Un "pizzaiolo" palermitano (uno stimato imprenditore? un commerciante illuminato?) si chiede, dopo gli ultimi arresti eccellenti, perpesso ed un po' spaesato: "E ora il pizzo a chi lo paghiamo?".
Questa vignetta fotografa, in maniera fulminante ed esaustiva, la "realtà antropomorfica" dell' imprenditore/commerciante/bottegaio/affarista palermitano-medio.

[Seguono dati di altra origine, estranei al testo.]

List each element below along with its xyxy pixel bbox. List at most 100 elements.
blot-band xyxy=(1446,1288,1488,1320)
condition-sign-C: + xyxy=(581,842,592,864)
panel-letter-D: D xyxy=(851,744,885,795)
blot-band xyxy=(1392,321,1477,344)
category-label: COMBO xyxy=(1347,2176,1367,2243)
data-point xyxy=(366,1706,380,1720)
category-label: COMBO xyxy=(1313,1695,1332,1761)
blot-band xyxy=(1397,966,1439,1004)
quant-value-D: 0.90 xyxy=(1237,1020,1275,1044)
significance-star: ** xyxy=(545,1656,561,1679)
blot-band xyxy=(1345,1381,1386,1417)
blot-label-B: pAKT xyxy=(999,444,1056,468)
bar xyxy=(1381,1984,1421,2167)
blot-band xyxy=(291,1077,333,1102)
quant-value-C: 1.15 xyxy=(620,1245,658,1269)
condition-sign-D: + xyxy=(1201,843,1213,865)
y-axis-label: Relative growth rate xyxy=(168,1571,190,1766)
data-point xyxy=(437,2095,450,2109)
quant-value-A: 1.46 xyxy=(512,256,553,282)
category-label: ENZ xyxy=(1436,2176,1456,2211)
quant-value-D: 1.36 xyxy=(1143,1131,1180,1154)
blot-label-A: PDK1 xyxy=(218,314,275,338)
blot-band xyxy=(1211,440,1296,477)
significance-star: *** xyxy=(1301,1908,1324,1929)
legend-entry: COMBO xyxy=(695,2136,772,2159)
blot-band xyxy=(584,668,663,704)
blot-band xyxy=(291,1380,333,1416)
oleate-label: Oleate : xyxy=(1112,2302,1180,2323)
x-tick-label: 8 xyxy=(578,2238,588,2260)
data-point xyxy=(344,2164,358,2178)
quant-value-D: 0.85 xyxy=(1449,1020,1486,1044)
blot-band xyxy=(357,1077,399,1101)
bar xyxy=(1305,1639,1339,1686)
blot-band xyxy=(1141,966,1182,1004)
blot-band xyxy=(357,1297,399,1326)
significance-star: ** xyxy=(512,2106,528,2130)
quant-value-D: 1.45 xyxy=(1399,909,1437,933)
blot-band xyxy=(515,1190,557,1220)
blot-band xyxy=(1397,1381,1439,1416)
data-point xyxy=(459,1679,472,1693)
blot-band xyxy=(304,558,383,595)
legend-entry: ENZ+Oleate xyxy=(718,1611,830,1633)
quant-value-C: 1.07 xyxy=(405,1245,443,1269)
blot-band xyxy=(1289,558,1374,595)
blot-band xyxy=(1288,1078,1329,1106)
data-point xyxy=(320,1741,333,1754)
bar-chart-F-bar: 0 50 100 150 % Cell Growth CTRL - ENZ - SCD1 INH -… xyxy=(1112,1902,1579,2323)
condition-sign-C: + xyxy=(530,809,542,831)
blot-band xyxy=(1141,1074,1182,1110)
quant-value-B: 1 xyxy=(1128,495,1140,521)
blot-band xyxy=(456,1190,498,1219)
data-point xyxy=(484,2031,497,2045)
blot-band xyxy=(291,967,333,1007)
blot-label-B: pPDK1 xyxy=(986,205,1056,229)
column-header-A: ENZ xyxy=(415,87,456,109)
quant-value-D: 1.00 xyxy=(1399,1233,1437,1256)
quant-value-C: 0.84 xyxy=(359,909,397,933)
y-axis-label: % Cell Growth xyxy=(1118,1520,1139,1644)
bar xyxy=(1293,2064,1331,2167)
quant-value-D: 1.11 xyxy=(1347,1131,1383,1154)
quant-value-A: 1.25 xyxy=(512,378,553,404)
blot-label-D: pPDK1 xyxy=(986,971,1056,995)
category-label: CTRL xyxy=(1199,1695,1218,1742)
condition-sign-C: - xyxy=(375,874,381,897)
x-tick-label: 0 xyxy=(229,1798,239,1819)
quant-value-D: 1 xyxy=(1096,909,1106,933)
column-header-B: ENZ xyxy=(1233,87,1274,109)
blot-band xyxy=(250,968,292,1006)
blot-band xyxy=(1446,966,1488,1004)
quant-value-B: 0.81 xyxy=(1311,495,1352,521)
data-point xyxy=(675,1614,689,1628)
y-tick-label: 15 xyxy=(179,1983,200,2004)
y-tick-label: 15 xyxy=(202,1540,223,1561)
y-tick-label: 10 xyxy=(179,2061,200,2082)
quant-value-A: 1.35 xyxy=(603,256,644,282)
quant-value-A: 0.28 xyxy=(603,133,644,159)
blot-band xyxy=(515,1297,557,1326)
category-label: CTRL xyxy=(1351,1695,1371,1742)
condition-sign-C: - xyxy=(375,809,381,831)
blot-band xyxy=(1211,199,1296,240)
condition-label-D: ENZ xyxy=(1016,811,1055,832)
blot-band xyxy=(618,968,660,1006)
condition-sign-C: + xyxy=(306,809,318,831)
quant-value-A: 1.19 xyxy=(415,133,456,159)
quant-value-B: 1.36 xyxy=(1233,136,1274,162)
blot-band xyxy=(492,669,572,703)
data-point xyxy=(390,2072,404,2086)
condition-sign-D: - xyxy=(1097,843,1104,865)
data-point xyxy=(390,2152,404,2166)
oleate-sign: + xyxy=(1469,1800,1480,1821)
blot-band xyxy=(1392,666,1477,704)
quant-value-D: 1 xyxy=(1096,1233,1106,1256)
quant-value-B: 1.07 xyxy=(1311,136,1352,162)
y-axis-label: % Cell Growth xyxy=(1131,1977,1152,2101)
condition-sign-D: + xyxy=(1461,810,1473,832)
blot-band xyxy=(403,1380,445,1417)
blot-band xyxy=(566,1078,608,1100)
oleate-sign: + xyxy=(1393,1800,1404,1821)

Dirò di più: la "realtà antropomorfica" di parte (larga?) del palermitano-medio.
Con gli anni, il variare delle stagioni e la selezione naturale, nel dna del palermitano-medio si sono sedimentate una serie di convinzioni:
non è la mafia il problema della nostra società;
lo è di più lo Stato, che - coi suoi vincoli, balzelli, inceppi, lungaggini burocratiche - appesantisce le dinamiche economiche;
un clima di diffusa illegalità rappresenta il "brodo di coltura" ideale per far funzionare le attività affaristiche/imprenditoriali - insignificanti, piccole o grandi - legali, confinanti coll'illegalità, criminali.
Tale convinzione, come una mala erba, s'è radicata in maniera trasversale, interclassista, "democratica": senza distinzione di sesso, credo religioso, politico e senza distinzione di classe sociale: imprenditori, commercianti, liberi professionisti, spacciatori, posteggiatori abusivi, truffatori, etc.
Tutti con uno slogan comune: strizzare l'occhio all'illegalità aiuta a vivere meglio, a presidiare la difesa dei nostri interessi di bottega e a far meglio i nostri affari.
Quindi: abbasso l'irpef e viva il pizzo.